On the one hand Farina has ties to Bloomberg through Klein. And she has a strong record of helping to create several smaller, well operated schools in District 15, a tactic favored by Bloomberg.
On the other hands she seems to oppose standardized testing, even though there’s no other way to separate truly good teachers from the struggling. She is also an advocate of universal pre-kindergarten classes, although research is not definitive on the benefits of those programs.
Farina’s position on expanded school choice – and letting charter schools continue to use unoccupied space in regular school buildings – is not clear. De Blasio sides with the unions, which oppose any sort of school choice or competition for students.

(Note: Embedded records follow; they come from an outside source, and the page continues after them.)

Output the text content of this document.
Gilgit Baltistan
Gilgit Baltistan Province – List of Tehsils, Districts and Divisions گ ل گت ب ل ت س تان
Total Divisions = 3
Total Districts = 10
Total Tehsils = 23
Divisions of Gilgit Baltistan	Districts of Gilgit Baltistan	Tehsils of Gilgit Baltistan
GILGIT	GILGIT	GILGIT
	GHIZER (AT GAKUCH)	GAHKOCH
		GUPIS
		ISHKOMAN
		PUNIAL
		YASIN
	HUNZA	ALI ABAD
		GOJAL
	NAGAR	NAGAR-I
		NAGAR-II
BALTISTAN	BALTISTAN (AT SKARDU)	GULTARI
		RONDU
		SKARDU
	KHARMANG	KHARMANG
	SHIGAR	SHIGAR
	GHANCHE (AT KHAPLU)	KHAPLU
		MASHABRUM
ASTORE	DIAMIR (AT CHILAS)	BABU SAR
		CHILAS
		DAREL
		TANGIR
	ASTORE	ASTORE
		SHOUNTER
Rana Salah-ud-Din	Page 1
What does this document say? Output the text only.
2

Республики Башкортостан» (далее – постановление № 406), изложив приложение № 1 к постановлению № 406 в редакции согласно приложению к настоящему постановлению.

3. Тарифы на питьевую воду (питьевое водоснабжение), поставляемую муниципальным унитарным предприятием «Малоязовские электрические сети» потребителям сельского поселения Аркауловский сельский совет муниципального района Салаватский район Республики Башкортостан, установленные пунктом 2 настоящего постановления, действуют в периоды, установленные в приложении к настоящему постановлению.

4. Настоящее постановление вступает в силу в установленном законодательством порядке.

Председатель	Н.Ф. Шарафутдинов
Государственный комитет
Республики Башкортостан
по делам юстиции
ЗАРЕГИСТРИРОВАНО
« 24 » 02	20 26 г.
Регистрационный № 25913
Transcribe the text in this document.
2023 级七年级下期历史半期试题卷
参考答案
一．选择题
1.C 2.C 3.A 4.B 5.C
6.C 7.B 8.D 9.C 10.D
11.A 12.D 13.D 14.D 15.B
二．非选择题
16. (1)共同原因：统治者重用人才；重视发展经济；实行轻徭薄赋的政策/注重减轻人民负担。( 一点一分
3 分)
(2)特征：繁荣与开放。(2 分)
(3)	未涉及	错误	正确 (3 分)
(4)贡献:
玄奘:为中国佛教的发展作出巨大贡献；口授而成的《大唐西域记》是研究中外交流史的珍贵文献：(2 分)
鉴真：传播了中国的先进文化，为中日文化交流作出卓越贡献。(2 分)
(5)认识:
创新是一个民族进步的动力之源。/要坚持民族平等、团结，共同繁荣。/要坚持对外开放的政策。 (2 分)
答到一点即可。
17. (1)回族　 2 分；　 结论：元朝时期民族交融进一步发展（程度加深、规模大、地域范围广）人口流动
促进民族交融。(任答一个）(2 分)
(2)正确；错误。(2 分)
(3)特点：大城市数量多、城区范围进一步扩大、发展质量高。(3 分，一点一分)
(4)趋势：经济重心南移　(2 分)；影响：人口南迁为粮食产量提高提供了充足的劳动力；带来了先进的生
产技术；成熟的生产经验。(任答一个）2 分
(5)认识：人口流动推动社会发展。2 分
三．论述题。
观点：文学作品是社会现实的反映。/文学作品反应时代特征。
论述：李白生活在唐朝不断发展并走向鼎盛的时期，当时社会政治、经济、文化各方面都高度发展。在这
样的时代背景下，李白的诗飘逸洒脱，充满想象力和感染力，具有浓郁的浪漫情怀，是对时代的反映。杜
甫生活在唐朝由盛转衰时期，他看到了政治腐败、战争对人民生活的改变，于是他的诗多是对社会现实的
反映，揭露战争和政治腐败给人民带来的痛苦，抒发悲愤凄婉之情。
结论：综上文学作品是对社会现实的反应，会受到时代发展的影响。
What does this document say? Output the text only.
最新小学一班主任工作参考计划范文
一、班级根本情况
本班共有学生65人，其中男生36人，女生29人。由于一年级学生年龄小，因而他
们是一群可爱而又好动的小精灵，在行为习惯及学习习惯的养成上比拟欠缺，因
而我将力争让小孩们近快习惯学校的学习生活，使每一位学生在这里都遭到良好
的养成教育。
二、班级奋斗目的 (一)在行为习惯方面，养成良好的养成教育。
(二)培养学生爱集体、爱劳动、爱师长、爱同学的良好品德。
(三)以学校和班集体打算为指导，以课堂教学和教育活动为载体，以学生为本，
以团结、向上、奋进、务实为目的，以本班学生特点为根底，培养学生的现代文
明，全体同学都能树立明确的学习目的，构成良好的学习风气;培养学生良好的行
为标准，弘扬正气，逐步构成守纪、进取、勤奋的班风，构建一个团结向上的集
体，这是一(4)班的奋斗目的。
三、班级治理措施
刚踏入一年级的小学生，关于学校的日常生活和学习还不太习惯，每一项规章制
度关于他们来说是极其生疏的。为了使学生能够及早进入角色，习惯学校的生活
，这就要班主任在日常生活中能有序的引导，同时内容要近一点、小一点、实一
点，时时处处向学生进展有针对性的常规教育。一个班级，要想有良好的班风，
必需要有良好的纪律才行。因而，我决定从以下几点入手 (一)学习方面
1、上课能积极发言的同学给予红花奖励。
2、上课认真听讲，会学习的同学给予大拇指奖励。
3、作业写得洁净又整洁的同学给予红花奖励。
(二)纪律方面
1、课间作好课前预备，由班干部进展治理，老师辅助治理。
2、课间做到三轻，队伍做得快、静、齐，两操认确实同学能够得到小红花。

The incoming mayor has even threatened to make charter schools pay rent for space in public school buildings, even though charter schools are public schools.
It’s not known how far de Blasio and Farina will go to satisfy several municipal labor unions – including the United Federation of Teachers – that have been working with expired contracts for several years, due to Bloomberg’s insistence on pay freezes. Negotiating new contracts to the union’s liking could be incredibly expensive for the city.
Eva Moskowicz, one of the city’s top charter school operators who is hated by the unions and most other de Blasio supporters, seemed willing to take a wait-and-see approach to the new chancellor.
“I know Carmen well and she is an educator who cares,” Moskowicz said. “The question is will she protect and expand public charter school options for families who need and are demanding them?”
Only time will answer that question. For now, all we can say is she’s not Weingarten, and that’s definitely a good thing.